Though Katie Tobin has scant experience in the security field, she is billed as “an expert on asylum seekers and refugees.” Since her days as an immigrant/refugee caseworker in 2004, Tobin has held several immigration positions in and out of government. Most recently she was external relations officer for the U.N. High Commissioner for Refugees (UNHCR).
Tobin’s skill set would seem a more logical fit at U.S. Citizenship and Immigration Services (USCIS), where she once helped adjudicate asylum claims and conducted credible-fear interviews. By slotting her into a top director position under the National Security Council (NSC), Team Biden is taking “transborder security” in a different direction.
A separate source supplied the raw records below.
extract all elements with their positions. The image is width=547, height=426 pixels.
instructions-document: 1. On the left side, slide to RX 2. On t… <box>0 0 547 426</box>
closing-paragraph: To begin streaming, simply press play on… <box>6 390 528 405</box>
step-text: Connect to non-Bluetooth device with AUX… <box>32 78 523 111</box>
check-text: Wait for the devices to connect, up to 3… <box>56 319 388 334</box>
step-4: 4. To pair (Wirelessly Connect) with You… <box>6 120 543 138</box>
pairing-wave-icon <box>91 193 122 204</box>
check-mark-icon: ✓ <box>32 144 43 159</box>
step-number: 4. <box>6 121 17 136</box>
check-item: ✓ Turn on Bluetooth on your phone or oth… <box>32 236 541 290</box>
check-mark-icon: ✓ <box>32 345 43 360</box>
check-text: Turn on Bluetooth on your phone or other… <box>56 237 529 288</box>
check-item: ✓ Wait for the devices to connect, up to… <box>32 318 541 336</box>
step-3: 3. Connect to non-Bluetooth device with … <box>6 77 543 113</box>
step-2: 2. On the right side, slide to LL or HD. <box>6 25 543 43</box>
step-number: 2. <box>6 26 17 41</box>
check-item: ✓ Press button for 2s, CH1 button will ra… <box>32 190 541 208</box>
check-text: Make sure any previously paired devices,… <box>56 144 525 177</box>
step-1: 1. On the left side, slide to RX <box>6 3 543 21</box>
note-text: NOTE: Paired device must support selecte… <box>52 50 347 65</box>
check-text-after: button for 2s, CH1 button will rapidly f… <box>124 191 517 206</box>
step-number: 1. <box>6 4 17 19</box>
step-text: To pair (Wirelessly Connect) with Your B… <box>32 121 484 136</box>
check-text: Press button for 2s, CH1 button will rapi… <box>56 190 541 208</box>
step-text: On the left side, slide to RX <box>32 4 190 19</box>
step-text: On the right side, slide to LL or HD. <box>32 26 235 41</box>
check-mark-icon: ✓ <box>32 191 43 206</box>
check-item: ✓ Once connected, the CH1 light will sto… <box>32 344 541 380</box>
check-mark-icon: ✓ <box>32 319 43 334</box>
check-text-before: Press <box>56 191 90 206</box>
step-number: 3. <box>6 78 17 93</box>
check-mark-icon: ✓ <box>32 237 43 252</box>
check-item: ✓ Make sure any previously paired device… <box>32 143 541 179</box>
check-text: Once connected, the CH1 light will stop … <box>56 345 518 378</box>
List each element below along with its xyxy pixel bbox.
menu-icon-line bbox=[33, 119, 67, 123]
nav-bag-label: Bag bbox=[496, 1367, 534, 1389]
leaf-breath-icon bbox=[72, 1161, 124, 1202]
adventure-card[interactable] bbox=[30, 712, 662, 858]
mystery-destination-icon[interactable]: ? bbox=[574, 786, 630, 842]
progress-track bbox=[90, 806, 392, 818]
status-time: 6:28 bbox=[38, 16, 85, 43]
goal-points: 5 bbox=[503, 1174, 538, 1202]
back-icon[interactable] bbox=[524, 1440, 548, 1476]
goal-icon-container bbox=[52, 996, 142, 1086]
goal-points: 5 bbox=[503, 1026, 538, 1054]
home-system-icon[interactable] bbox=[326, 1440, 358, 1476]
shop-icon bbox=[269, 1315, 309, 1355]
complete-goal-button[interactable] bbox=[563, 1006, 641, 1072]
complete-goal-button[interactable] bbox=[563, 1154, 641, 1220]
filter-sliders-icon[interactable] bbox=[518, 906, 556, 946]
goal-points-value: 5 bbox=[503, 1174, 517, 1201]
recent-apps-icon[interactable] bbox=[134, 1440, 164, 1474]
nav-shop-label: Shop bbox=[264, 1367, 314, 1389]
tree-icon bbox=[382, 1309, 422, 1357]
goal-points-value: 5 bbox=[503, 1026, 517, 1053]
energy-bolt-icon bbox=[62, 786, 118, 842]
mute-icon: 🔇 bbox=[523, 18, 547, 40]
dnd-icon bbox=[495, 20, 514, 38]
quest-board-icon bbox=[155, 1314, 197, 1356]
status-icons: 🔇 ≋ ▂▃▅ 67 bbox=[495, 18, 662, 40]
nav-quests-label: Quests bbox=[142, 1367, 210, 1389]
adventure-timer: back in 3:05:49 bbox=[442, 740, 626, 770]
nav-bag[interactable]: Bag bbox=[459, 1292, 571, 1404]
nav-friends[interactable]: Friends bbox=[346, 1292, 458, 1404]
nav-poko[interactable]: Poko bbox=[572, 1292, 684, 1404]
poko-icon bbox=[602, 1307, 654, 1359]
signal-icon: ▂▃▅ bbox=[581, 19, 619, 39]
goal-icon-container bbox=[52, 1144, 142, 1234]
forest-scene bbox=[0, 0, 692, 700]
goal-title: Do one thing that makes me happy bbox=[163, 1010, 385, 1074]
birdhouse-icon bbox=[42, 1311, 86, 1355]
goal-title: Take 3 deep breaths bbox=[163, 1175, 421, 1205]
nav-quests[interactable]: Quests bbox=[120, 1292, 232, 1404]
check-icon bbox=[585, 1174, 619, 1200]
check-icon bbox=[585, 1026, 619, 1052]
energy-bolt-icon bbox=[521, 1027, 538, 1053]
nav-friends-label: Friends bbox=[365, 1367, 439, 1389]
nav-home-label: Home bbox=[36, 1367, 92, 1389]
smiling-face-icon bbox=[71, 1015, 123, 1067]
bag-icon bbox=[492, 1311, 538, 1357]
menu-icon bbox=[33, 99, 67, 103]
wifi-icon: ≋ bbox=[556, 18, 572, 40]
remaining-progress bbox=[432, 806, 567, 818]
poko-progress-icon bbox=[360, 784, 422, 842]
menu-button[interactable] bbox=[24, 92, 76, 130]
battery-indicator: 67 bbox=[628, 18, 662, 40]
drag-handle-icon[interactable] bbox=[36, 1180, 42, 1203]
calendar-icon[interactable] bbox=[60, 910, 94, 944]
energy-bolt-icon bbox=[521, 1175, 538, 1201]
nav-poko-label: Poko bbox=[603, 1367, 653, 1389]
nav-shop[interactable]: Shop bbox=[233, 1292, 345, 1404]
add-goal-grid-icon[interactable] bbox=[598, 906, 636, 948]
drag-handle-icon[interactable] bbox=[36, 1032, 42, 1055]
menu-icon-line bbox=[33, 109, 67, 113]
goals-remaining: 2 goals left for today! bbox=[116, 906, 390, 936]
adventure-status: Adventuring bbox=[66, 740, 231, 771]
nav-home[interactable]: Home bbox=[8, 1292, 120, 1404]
“By putting a U.N. refugee activist in the position, the Biden White House has made it clear that it will work to serve the needs of refugee activists, not the security of America’s borders,” says Brian Lonergan, of the Immigration Reform Law Institute (IRLI).
Neither Tobin nor the administration has commented on her appointment. But Tobin’s former immigration court colleagues in Arlington, Va., who called her a “human rights expert,” posted congratulations: “Great news for America. You make us all proud!”
Lonergan isn’t so enthused. “[The administration] is embracing and implementing the United Nations’ global view of what our immigration laws should look like. That may serve the best interests of the U.N., foreign governments, big business and other entities, but it is certainly not in the best interests of the United States and its citizens,” he stated.
Over the years, the UNHCR, Tobin’s former employer, has demanded that the U.S. broaden its definition of refugee, to essentially open its southern border to meritless asylum-seekers. The agency steadfastly opposes any efforts to limit mass migration and condemns asylum rules aimed at preventing fraud and reducing illegal immigration at the southern border.
On cue, the Biden administration is expected to increase refugee admissions nearly 10-fold to 125,000 per year. More dangerously, the president has lifted travel restrictions on terrorist-sponsoring countries, dismissing the list of countries that was compiled by the Obama administration.
How effectively Ms. Tobin intends to address the ongoing challenges and threats to “transborder security” will be of more than passing interest in the months to come.